La mia entrata in seminario a 10 anni segnò la data non solo del mio primo paio di pantaloni lunghi, ma anche il momento in cui infilai per la prima volta un paio di scarpe; ne ero particolarmente fiero anche perché – ricordo – erano lucide e, scricchiolando, si facevano notare.

Ero lontano dal pensare che Dio mi avrebbe chiamato a far parte dell’Ordine dei Carmelitani Scalzi.

Qua e là, a Venezia come anche qui a Verona, sono chiamati semplicemente Scalzi.
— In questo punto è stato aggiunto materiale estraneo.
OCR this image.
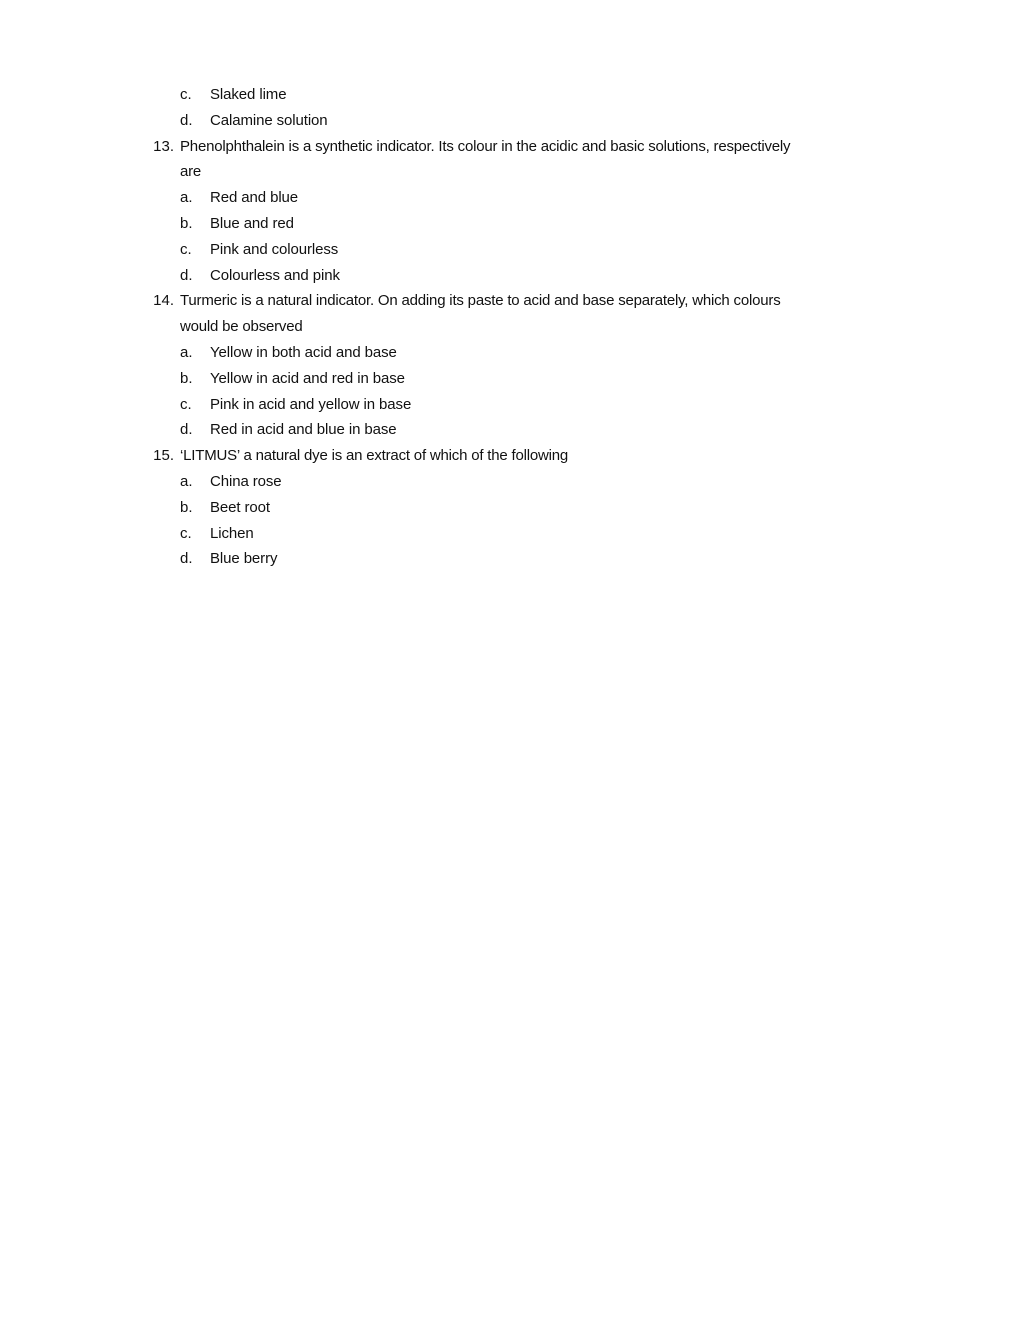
c. Slaked lime
d. Calamine solution
13. Phenolphthalein is a synthetic indicator. Its colour in the acidic and basic solutions, respectively
are
a. Red and blue
b. Blue and red
c. Pink and colourless
d. Colourless and pink
14. Turmeric is a natural indicator. On adding its paste to acid and base separately, which colours
would be observed
a. Yellow in both acid and base
b. Yellow in acid and red in base
c. Pink in acid and yellow in base
d. Red in acid and blue in base
15. ‘LITMUS’ a natural dye is an extract of which of the following
a. China rose
b. Beet root
c. Lichen
d. Blue berry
Quante volte mi è stato chiesto: perché “Scalzi”? I  motivi sono tanti e anche validi. Ma ce n’è uno che particolarmente mi piace: il bambino è praticamente sempre scalzo perché non cammina, né mai gli è chiesto di farlo con le sue gambe, né ha problemi dove mettere i suoi piedini, né ha località particolari da raggiungere.

Non ha scampo, né ha altra scelta: è libero di stare in braccio. La sua mamma è il suo stare, la sua mamma è il suo andare. Perché “bambino” non ha che la mamma.

Anch’io, perché “Scalzo”, non ho altra scelta che Dio. Meglio di così non posso stare o andare. È la più grande libertà che, con me, ogni uomo possa godere.